High-Profile Figures Rally Behind Beleaguered BBC Following Licence Fee Freeze & Scrap Plans; BBC And Sources Say Negotiations Not Over Yet

High-profile figures were rallying behind the beleaguered BBC yesterday after reports emerged that the UK government plans to freeze the licence fee for two years and scrap it entirely in 2027.

Led by the likes of Armando Iannucci, Gary Lineker, Hugh Grant and Lucy Prebble, a backlash erupted after Culture Secretary Nadine Dorries tweeted a Daily Mail article featuring the news accompanied by a tweet reading: “The licence fee announcement will be the last. The days of the elderly being threatened with prison sentences are over. Time now to discuss and debate new ways of funding, supporting and selling great British content.”

The BBC is in the midst of negotiating the next five years of the current £159.50 ($218) annual fee and has been clear that anything less than its aim of having the fee continue to rise with inflation will lead to huge cuts to its output and redundancies.

A BBC spokesman did not confirm whether the reports are true and stressed: “There has been similar speculation before.”

Deadline has subsequently spoken with one source with knowledge of the negotiations who also urged caution.

This source said the negotiations are nowhere near finished and Director General Tim Davie’s negotiating team can continue returning to the drawing board for the remainder of this year if they are unhappy with the proposed settlement.

If the settlement at that point is still seen as impossible to work with, the BBC can push to have the current settlement (an inflationary rise) rolled over for the next five years or Davie can threaten resignation. The latter was the action taken by former DG Mark Thompson in 2010 when the government tried to take free licence fees away from the over-75s, a move that worked.

“There is no obligation for the BBC to accept the deal and this will go on,” said the source.

“Unacceptable pressure”

The BBC spokesman said: “Anything less than inflation would put unacceptable pressure on the BBC finances after years of cuts.”

The corporation has continually stressed that super inflation is causing programming costs to soar, especially in scripted and high-end docs, with chair Richard Sharp recently revealing some of the BBC’s biggest series have doubled in price and drama costs have generally increased by around 35%.

A below inflationary rise followed by a complete scrapping of the licence fee would therefore lead to less original and less high-budget programming and would existentially threaten the BBC going forwards.

Multiple reports pointed to the timing of the announcement, coming as Prime Minister Boris Johnson’s approval ratings are at an all time low due mainly to an investigation into parties that took place at his home and work office in 10 Downing Street.

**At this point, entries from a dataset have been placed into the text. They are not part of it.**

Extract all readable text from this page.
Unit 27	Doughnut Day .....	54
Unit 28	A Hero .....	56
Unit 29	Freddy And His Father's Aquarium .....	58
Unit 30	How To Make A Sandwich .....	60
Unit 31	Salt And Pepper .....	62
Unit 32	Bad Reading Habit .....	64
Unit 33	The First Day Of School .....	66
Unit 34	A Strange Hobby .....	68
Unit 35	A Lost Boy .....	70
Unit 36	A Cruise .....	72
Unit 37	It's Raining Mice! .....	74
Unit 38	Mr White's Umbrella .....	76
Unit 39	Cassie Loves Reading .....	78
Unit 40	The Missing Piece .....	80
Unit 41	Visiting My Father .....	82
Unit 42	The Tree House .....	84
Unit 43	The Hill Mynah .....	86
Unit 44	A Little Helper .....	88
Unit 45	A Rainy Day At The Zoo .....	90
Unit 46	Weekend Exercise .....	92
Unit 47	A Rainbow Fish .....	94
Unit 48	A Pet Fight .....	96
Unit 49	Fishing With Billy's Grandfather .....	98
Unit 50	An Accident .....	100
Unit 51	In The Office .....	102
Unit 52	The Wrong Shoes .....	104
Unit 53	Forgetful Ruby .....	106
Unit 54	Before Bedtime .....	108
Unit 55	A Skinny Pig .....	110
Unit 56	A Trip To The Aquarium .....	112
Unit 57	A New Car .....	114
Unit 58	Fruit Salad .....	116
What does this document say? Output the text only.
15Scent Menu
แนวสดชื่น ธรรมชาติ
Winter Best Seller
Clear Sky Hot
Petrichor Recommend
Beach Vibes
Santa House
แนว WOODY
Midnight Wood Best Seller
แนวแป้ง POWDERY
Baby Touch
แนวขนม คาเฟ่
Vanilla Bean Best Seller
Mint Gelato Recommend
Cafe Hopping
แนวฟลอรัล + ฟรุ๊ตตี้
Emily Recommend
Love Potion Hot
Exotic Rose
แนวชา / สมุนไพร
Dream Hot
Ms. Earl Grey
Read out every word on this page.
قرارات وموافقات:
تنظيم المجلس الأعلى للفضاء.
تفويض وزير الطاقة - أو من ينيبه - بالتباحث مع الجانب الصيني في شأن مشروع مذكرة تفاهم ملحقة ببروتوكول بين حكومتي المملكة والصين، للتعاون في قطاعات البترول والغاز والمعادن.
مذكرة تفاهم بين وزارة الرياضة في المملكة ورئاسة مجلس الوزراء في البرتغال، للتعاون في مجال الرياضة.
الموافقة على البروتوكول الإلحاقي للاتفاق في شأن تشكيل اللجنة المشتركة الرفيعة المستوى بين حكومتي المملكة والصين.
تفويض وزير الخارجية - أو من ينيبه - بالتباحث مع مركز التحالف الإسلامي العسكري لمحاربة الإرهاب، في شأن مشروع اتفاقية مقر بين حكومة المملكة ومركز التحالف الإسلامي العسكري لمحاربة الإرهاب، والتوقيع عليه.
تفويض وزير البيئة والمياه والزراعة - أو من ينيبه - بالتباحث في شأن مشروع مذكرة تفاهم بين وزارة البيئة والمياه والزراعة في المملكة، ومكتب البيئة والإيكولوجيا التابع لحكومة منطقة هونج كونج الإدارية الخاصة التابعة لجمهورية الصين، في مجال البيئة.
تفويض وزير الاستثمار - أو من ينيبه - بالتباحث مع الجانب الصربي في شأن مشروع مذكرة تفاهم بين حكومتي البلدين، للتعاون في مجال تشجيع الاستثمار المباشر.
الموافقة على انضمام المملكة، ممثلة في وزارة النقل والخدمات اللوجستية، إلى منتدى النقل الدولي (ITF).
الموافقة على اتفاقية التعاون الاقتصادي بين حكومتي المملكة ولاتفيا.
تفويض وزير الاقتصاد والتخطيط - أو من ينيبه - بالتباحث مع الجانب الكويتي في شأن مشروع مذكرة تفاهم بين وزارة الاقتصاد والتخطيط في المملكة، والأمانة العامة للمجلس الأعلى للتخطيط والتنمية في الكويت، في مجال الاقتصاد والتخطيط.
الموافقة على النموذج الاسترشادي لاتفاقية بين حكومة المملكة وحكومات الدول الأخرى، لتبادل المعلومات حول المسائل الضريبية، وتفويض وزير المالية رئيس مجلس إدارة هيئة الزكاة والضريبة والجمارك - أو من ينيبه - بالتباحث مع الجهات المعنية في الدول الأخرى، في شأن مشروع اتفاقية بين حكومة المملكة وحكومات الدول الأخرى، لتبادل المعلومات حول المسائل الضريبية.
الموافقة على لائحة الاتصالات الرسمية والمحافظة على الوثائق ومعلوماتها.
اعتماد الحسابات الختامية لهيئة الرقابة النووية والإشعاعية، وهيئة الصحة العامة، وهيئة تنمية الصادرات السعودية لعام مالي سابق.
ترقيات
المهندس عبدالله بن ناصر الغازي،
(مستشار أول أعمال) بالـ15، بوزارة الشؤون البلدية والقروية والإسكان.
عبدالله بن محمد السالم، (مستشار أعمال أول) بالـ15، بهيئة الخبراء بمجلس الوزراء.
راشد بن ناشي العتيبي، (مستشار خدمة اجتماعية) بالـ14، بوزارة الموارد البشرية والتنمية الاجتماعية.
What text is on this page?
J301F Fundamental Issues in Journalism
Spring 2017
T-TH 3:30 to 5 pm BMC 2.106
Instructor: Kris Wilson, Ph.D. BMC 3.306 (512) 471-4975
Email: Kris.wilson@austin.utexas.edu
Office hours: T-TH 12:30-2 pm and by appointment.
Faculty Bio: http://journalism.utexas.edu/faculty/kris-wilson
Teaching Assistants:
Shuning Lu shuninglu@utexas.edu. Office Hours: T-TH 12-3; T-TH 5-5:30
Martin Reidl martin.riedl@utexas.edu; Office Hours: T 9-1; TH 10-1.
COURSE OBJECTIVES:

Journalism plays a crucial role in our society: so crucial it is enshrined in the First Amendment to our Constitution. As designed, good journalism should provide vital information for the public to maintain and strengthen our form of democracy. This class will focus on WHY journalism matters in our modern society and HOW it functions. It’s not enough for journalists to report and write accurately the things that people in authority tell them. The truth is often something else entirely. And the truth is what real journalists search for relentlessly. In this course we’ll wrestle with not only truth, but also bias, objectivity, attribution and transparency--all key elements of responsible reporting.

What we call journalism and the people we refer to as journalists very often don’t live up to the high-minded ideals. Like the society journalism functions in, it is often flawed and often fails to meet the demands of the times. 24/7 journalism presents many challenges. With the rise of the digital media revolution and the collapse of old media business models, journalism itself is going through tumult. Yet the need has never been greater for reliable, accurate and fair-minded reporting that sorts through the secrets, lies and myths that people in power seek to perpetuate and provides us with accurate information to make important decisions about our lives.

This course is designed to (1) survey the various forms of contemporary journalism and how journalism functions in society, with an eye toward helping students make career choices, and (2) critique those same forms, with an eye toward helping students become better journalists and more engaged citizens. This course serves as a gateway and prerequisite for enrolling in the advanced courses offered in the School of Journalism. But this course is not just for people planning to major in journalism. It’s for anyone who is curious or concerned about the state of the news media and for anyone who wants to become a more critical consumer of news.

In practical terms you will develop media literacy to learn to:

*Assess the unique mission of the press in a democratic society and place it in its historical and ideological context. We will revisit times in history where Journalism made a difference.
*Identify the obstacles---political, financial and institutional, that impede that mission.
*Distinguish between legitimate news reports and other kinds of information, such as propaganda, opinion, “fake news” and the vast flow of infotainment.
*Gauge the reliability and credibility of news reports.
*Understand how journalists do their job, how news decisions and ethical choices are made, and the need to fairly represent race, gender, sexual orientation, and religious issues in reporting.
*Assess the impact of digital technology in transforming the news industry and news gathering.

The Prime Minister and his advisers are said to have been angered by the BBC’s coverage of the scandal.
“>The BBC’s supporters have focused on the notion that people don’t realize how much is included with their licence fee, which is roughly equal to an annual Netflix subscription but features multiple radio and TV channels showcasing content in all genres along with reams of educational and children’s programming.

The alternatives, such as a subscription or advertiser-funded BBC, would be fraught with problems, while funding the BBC via general taxation such as income tax raises concerns that the government will interfere even more.

“Yes the BBC brings you the best in news, in sport, in drama, in music, in children’s, in science, in history, in entertainment, in current affairs and Sir David bloody Attenborough….but apart from that was has the BBC ever done for us,?” said BBC1’s Match of the Day host Lineker, who retweeted a popular graphic showing all of the services the BBC runs at a cost to the public of 43p per day each.

Acclaimed comedy writer Iannucci, who directed The Death of Stalin and The Personal History of David Copperfield, focused his ire on the government, stating: “First you come for Channel 4 because you don’t like its reporting of events. Now you come for the BBC because you don’t like its reporting of events. Have you ever considered whether it’s the events themselves that are the problem?”

Lauded actor Grant, who has always been vocally supportive of the BBC and appeared in 2018’s A Very English Scandal, said the “BBC is something the whole world admires with envy,” while he branded the government “insecure, spittle-flecked nut jobs.”

Succession writer Prebble urged the general public to “support the BBC even when it’s being attacked as a distraction from this dirty meringue of a government.”